Stanley Ellis, formerly of Lidget Green, Bradford, studied the tape and concluded it came from a man from the former pit village of Castletown, near Sunderland. The fake tape taunted the police chief leading the hunt for Bradford serial killer Peter Sutcliffe and may have thrown detectives off the scent for months.
Mr Ellis was a leading authority on dialects and a pioneer of the forensic analysis of recording voices.
The former Grange Grammar School student spent years throughout the 1950s searching for words and phrases as part of a linguistic survey of England while he was a research assistant at Leeds University. Armed with questions, notebooks and tape recording machines, he travelled the country interviewing subjects.
In an interview with the Telegraph & Argus, published on November 25, 1969, while Mr Ellis was a lecturer in English language and medieval English literature at Leeds University, he said he could tell a Thornton resident from a Queensbury resident by their dialects.

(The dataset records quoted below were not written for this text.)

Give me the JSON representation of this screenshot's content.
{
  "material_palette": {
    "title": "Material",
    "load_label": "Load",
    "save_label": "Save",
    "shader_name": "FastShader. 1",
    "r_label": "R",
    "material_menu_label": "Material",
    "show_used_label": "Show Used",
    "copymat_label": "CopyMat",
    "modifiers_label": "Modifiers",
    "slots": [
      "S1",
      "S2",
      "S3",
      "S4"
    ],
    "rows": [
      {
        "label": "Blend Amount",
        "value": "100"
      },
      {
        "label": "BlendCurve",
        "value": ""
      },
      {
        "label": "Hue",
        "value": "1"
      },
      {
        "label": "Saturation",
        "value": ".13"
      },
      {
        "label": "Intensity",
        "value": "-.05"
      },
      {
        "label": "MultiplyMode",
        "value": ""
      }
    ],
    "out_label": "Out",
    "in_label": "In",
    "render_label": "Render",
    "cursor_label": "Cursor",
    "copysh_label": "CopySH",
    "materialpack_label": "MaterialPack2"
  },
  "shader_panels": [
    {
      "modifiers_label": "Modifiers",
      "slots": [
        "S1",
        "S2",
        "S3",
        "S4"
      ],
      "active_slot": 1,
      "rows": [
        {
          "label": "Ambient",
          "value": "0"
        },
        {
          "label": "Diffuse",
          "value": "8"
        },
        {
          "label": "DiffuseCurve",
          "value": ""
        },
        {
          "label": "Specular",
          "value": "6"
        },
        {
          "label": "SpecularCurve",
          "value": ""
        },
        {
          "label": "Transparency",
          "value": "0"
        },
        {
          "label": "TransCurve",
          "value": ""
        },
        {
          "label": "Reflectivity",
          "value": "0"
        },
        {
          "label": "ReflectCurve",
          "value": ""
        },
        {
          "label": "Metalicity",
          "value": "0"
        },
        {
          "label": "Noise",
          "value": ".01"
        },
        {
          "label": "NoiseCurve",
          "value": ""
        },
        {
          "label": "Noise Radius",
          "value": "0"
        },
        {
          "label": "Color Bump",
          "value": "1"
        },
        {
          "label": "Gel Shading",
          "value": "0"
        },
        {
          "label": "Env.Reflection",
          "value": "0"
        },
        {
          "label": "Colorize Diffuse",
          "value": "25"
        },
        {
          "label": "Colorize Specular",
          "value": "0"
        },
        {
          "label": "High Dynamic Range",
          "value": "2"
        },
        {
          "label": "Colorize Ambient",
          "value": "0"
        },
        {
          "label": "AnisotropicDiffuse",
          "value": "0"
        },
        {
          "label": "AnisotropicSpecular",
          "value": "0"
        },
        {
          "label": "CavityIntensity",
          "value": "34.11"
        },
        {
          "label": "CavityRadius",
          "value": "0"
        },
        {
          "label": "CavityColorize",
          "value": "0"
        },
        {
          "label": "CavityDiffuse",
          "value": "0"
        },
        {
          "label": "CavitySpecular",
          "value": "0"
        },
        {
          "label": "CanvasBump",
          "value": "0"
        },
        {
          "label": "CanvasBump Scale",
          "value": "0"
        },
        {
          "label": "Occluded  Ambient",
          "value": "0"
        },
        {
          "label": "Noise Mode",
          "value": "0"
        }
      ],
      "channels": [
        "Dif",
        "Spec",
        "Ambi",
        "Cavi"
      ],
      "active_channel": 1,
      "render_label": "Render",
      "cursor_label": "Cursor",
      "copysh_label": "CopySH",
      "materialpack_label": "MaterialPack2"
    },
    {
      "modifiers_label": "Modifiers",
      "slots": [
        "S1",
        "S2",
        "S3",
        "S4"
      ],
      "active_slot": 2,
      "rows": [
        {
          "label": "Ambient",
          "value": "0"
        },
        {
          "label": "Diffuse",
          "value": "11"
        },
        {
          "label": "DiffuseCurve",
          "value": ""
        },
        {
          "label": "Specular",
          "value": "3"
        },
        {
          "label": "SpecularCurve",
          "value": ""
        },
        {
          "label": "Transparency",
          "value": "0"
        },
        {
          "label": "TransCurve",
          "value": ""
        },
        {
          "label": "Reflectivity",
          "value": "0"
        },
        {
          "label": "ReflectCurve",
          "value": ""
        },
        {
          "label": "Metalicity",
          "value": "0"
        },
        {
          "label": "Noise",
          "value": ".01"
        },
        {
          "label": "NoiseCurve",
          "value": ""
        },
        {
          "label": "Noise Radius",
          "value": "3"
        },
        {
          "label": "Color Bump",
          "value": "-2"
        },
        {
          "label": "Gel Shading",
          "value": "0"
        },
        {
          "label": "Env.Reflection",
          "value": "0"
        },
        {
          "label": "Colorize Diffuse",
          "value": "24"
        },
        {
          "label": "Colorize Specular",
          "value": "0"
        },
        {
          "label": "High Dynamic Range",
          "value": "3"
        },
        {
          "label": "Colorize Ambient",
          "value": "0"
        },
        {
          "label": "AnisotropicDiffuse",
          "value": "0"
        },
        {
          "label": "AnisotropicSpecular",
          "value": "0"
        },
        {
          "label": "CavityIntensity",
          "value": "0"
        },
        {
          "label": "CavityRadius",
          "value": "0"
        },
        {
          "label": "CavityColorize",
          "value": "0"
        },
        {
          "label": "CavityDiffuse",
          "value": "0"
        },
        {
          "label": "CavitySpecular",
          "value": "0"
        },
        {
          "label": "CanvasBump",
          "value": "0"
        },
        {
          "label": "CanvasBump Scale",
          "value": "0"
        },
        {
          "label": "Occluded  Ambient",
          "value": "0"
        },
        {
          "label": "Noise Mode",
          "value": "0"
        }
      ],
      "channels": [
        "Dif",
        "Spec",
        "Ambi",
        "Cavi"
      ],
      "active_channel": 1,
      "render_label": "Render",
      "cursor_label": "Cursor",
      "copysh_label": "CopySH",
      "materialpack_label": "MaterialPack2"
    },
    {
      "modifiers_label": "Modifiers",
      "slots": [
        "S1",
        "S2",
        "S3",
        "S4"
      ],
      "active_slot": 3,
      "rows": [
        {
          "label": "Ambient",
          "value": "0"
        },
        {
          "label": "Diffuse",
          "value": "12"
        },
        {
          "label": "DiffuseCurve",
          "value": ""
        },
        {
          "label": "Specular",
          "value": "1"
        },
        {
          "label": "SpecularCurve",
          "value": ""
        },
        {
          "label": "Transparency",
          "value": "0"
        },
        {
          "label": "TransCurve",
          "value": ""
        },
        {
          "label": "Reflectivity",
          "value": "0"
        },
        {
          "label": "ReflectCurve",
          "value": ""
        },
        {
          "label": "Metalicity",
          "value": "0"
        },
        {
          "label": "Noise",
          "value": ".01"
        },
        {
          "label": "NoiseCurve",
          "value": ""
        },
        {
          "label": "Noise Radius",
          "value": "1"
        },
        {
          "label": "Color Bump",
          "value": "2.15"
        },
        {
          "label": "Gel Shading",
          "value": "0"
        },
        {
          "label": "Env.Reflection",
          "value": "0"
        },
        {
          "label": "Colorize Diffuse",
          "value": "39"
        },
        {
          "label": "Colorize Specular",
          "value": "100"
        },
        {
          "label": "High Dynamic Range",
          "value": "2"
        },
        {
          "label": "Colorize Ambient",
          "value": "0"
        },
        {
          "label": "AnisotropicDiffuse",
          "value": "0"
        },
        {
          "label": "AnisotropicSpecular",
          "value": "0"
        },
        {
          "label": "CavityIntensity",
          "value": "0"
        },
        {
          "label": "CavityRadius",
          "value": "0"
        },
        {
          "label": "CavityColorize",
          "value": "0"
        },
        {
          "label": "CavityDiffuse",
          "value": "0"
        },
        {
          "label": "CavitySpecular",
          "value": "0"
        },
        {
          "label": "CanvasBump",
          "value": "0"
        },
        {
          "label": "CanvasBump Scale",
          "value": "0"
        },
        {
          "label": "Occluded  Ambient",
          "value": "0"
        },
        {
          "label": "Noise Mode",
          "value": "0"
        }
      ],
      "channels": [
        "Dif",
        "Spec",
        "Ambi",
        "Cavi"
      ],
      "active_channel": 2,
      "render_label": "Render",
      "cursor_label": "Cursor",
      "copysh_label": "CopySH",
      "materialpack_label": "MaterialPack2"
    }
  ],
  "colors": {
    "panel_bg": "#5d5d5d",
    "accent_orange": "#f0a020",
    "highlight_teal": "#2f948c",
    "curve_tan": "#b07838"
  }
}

He said: “I can demonstrate the very minute differences that occur in some places only a mile or two apart. I have recordings which indicate the difference in dialect of a man from Thornton and a woman from Queensbury, less than two miles away.”
Reports from the 1950s often described Mr Ellis as “a pleasant young man” who got on well with his subjects.
In 2004 Mr Ellis became the first person to be awarded honorary life membership of the International Association for Forensics, Phonetics and Acoustics.
Mr Ellis, who was 83 and lived in Harrogate at the time of his death, leaves his third wife, Margaret.